Sooo…you want to be a tutor?

If you are a casual follower of these posts you probably know that I’ve done a fair amount of talent acquisition.   At Kaplan most of that experience involved finding talented administrators, engaging marketing reps, and enthusiastic teaching prospects.

What I learned through trial and error was that there is no substitute for integrity, humility, and a sense of duty, regardless of the position. In the world of Independent Educational Services, an Ivy League Pedigree and Stellar Test Scores may get you in the door but, these days, neither will guarantee an offer.

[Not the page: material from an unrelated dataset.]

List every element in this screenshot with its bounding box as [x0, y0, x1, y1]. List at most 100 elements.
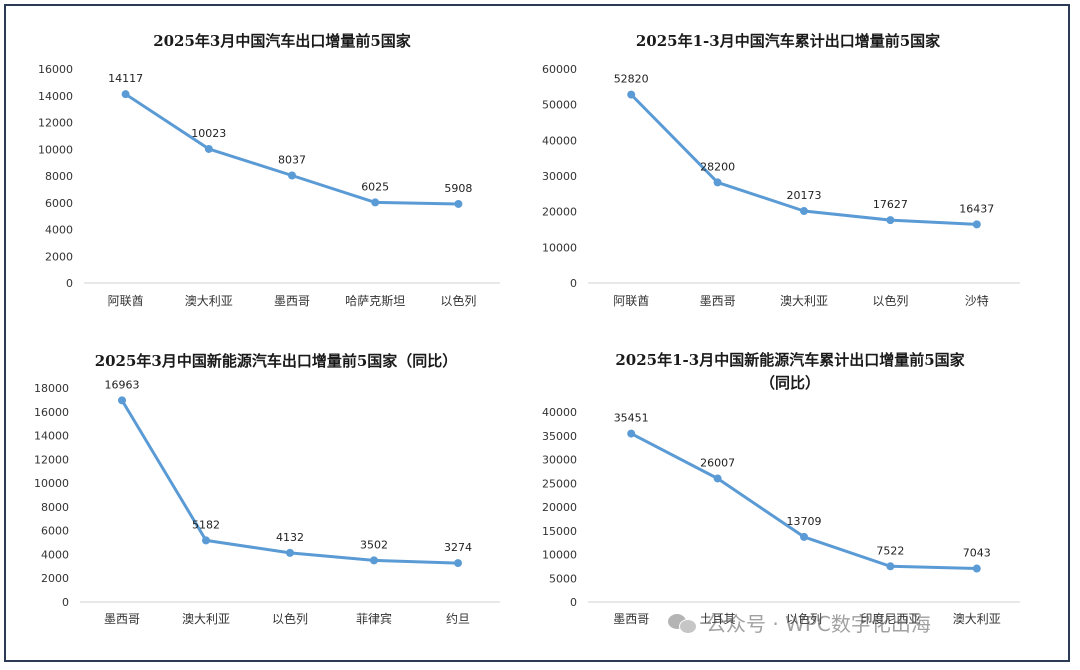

Having said that, a commitment to scholarship is never a bad thing. Here are some things that I’ve noted from past interviews with a number of exceptional candidates:

  • Great candidates do their homework.  For example, if one is applying to tutor SAT/ACT, one should take the time to visit the College Board or ACT to ensure that any changes to the test are understood.   So if one is applying to work as a tutor, try checking out their website and look for a mission or vision statement. This may help determine cultural fit.
  • Great candidates write a cover letter/email  and the cover letter includes two or three bullet points related to the specific position.  The cover letter is well conceived, checked for spelling and grammar, and representative of one’s normal communication style.
  • Great candidates include past test scores and familiarity with subjects other than test prep (i.e.–SAT, ACT, GRE, GMAT, LSAT, MCAT, DAT/OAT).    Consider this the way in which the company can quickly determine if you go into the “set up an interview” pile or the “maybe, but not urgent” pile.
  • Great candidates are authentic and honest.  They come prepared to explain why they want to tutor, what led them to the company’s posting, what they are good at, and where they could stand to improve.
  • Great candidates have humility.  Assume for a moment that you are smart, a gifted communicator, and genuinely interested in teaching others BUT you have almost no experience tutoring the SAT or the ACT.  Sound familiar?  Here’s what not to do:   pretend you are equipped to do something you have not yet done.  Instead, explain other areas of strength (volunteer tutoring, AP, SAT II, Subject Expertise) and a willingness to learn what you don’t know.  Good managers will see potential and quite often, invest in your development.  Poor manager will not.  But why would you want to work for a poor manager?
  • Great candidates have humility Part 2.  Great candidates are punctual and put together.  This may be an obvious one to most folks but things like punctuality, grooming, and deference are generally non-negotiable with most firms–particularly boutique tutoring and admissions firms.
  • Great candidates are responsive and detailed in their communication.  They understand that any exchange could conceivably be viewed as the way in which they will communicate with the company as an employee or with their students in the future.
  • Great candidates know the true measure of their past experience is student success.  If you don’t not know how your past students have scored on their tests, ask yourself why?   Great firms generate virtuous relationships that generate desirable and quantifiable student outcomes.
  •  Great candidates prepare and ask questions.  If you don’t have question based on your preliminary research, chances are you may be applying for the wrong reason.  The company will want to get a sense of how it would be to work with you and, in-turn, you should want to understand how it would be to work with them.
  • Great candidates don’t ask about money…at least not at first.   We all may want to know the answer to this question but patience here is important.  Either you have a sense of the pay rate or you can wait until after the first interview to ask the question.
  • Great candidates are willing to score qualify.  If your test scores are greater than five years old, or if you have not seen the New SAT, don’t worry–you are not alone.  This is a great time to flip the script through acknowledging the potential for growth.  By displaying a willingness to re-test you demonstrate:  self-awareness, honesty, humility, industry awareness, and a willingness to commit (among other things).   This may be a difference maker in the process.